For gear, bring layers and some rain gear and some good boots to ward off the cactus. If you're hunting public a gps and onXmaps chips is worth its weight in gold! Ive killed 2 antelope on three trips and they have all been on public ground.
In SD I think you'll see the most goats north of Bella Fourche on the west side of 85 clear to the WY boarder. Lots of deer there too. Not so many goats in Buffalo Gap but there are large bands of Big Horn sheep there and worth driving around to see the country. Go to Wall and turn south. They can be right in the prairie and in the road. Dumb sheep. If you get there first thing in the morning, you might be able to get some close ups of the mountain goats at Mt Rushmore as well. They come down out of the hills at night but head back up when the people start showing up in the morning. SD has a lot going on.
I hunted Harding County this year and camped in the Reva campground. I was shocked by the amount of hunters versus years past. Couldn't get away from em. They were everywhere, driving everyroad, parked on every entrance, etc. Not exaggerating. Just too many people for my taste and the animals were very spooky. I've hunted Fall River county in years past and it can be crowded as well but not as bad. Problem down there is your camping options are limited unless you want to move camp everyday which I have done. Less antelope down there also but they are there. Never hunted another state for antelope so I have nothing to compare it to.

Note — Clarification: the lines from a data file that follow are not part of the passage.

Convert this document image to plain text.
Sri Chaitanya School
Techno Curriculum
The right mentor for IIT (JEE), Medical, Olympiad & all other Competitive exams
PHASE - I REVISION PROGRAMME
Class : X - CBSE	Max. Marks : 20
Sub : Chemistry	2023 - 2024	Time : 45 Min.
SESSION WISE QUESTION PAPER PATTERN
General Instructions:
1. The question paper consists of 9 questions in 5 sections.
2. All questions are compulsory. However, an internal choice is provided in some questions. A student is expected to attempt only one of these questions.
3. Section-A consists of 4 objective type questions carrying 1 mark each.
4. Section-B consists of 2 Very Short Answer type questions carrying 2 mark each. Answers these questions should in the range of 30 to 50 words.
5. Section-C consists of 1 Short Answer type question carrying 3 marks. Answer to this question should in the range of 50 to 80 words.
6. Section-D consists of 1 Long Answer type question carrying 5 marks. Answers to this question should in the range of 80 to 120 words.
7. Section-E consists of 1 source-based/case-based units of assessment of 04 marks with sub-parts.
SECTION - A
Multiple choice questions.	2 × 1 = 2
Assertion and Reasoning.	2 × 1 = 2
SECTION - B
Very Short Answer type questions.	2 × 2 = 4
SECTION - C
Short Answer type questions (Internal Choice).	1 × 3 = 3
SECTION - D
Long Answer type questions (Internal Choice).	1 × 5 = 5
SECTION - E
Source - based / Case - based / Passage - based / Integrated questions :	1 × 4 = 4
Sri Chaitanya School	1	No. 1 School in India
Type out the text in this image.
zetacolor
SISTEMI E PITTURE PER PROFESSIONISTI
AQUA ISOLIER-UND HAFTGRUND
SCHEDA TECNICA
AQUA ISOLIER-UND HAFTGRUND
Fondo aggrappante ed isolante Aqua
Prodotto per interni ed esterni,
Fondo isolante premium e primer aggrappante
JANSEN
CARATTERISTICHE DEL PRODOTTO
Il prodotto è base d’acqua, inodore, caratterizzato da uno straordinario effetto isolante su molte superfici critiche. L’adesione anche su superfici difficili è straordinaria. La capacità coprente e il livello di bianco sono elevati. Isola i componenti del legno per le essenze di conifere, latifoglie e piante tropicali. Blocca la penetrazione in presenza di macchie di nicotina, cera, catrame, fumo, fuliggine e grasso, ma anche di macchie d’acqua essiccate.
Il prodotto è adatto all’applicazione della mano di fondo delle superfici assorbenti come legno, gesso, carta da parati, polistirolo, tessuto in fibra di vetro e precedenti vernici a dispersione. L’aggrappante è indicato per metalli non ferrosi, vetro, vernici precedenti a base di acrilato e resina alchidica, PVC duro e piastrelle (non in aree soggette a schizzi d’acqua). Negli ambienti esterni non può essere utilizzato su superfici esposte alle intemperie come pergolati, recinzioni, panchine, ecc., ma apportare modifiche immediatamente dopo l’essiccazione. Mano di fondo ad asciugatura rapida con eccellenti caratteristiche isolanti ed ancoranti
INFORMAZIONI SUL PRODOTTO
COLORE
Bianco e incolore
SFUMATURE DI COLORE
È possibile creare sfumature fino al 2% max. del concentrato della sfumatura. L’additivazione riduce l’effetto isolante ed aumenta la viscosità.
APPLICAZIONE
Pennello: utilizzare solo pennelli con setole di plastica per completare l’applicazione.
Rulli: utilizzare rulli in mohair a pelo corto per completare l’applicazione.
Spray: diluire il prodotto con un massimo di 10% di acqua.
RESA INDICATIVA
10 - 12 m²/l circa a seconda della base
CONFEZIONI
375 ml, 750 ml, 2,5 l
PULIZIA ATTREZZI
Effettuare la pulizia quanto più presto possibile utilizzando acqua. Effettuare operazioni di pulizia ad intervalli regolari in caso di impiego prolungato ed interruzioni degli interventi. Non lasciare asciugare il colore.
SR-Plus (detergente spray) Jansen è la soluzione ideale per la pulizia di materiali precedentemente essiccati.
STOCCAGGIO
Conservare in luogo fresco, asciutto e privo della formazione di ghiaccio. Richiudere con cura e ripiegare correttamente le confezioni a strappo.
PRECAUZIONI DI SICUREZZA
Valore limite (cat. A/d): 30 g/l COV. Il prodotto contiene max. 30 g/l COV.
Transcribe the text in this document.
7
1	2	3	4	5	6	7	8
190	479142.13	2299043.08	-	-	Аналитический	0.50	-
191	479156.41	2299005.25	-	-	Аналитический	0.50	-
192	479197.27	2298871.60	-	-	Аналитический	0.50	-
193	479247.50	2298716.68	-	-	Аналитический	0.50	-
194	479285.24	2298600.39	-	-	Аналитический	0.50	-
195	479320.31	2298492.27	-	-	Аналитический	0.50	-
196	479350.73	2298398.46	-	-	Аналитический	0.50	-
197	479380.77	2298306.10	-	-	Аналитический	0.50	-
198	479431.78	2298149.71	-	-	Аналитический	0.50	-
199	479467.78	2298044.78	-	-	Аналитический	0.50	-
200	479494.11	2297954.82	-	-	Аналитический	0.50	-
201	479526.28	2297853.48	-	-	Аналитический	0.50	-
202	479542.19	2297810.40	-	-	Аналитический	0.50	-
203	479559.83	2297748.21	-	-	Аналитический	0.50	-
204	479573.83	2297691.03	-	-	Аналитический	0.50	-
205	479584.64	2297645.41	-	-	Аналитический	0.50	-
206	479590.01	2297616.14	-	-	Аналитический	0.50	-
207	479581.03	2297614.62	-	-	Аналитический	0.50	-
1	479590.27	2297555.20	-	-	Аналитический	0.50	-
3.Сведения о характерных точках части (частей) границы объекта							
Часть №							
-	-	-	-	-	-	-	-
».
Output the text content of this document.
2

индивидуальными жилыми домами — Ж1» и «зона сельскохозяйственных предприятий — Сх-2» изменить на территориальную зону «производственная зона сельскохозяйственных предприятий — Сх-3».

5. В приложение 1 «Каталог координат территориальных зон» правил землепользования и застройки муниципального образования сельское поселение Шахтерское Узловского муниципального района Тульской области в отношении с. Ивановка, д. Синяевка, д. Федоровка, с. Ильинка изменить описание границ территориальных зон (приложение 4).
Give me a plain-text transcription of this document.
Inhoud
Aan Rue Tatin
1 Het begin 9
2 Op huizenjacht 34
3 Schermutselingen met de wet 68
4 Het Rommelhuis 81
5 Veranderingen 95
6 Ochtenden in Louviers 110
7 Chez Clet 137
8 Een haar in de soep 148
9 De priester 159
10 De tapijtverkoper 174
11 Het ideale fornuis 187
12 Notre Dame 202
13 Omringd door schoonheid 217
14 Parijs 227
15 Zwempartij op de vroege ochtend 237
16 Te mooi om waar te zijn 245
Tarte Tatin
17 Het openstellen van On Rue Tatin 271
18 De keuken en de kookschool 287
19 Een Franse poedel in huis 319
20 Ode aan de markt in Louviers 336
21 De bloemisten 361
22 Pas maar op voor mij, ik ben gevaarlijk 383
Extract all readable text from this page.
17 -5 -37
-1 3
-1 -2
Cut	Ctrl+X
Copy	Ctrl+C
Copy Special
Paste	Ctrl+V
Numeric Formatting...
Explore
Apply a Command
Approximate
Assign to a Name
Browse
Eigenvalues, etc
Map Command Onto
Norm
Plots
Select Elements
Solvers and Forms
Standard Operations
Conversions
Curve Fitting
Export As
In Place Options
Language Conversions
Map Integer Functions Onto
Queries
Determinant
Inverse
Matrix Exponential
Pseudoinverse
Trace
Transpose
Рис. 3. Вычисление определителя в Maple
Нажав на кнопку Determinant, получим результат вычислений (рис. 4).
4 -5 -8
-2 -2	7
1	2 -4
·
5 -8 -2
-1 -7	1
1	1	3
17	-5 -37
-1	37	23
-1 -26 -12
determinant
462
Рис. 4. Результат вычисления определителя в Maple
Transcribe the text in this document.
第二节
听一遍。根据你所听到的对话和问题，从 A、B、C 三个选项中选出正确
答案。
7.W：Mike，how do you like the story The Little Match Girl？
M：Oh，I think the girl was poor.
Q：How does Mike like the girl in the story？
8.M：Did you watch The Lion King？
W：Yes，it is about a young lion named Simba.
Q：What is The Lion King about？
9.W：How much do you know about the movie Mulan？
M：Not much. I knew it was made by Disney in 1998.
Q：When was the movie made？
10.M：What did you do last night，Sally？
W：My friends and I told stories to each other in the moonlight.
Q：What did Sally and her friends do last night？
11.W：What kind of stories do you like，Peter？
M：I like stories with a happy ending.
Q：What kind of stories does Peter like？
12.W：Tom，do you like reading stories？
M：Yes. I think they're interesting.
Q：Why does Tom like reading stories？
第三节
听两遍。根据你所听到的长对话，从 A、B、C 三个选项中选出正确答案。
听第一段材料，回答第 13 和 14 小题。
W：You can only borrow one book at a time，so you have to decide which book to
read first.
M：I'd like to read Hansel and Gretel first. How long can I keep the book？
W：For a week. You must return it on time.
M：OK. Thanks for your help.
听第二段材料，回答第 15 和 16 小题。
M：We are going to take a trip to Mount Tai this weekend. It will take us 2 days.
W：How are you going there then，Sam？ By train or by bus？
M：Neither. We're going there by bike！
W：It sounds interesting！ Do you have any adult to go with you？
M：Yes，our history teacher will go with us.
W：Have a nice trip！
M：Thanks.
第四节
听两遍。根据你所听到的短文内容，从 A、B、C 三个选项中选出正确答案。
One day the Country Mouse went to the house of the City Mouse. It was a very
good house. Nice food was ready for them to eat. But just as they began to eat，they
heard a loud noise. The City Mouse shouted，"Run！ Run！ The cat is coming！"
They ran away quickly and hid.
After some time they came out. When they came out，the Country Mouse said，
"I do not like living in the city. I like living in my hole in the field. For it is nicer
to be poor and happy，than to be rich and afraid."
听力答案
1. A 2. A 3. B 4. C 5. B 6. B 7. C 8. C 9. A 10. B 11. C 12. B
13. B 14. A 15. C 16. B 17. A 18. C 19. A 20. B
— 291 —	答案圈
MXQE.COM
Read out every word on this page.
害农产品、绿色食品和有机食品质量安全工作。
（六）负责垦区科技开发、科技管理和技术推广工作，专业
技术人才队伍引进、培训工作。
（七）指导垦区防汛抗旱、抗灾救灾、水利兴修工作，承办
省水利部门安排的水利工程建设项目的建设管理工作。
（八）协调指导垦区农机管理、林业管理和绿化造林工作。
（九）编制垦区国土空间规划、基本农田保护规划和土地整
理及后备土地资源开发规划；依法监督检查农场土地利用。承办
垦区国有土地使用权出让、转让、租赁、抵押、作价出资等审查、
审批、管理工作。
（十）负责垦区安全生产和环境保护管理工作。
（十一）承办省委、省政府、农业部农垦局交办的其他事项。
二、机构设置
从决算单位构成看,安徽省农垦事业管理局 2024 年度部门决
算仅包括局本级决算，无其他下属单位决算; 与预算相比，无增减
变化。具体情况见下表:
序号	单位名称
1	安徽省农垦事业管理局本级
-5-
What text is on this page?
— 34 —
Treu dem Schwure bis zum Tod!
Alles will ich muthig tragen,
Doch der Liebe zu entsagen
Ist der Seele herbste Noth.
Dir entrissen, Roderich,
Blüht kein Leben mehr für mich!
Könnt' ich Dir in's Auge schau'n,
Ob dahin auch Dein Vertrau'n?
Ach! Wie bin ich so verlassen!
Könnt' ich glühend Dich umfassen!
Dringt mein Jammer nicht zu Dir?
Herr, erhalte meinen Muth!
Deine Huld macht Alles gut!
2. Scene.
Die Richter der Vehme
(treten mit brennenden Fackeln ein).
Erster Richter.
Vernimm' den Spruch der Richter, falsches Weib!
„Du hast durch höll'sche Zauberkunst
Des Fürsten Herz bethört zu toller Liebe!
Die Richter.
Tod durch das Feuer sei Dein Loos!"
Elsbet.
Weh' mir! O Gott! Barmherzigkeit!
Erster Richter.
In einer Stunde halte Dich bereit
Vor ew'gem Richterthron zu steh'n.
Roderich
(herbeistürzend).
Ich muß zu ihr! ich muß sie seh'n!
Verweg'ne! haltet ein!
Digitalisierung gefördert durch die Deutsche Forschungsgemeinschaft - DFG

Make sure you do a Bowsite Antelope search as there is a TON of info from us over the years. I mean a lot!
My reco would be to find a trespass fee or semi-guided hunt. They are dirt cheap and unless you live in the state can be a huge benefit.
You can absolutely do a DIY hunt but that first year may be a huge learning curve.
Start scouting water now because that's what you are going to be hunting. Have at least 10+ spots as many will have blinds already on them. Don't even think about S&S unless you have time and can do it during the rut but even then success is probably the lowest of all animals outside of a cougar or wolf.
My other reco would be to hunt after deer and elk have opened if you can - it weeds a lot of hunters out and much less crowded.
Antelope hunting is more about being prepared and having options.
Thanks for all of the advice especially getting that WY point this year. As far as camping can you just drive your truck out on public land and make camp around it? Probably will pre cook meals and then heat them up. I would like to try spot and stalk like 2 days and then probably will end up sitting over water the rest of the trip.
Get a point and hunt Wyoming. It's lousy with antelope.
You can Camp anywhere on BLM. DIY is very doable.
Go to WY. Prepare to have fun. Lots of public land but make sure you are 100% positive you are on public land whether wit's with On X on your phone or a handheld GPS. You can get turned around once you start chasing them. Here is a link to some antelope gear recommendation although not all are necessary, just items to make life easier. Shooting sticks and GPS of some sorts are higher on that list though. Good luck on your hunt! You won't regret it.
You can camp on BLM for 16 days, if you want to stay longer you have to move your camp a minimum of a mile.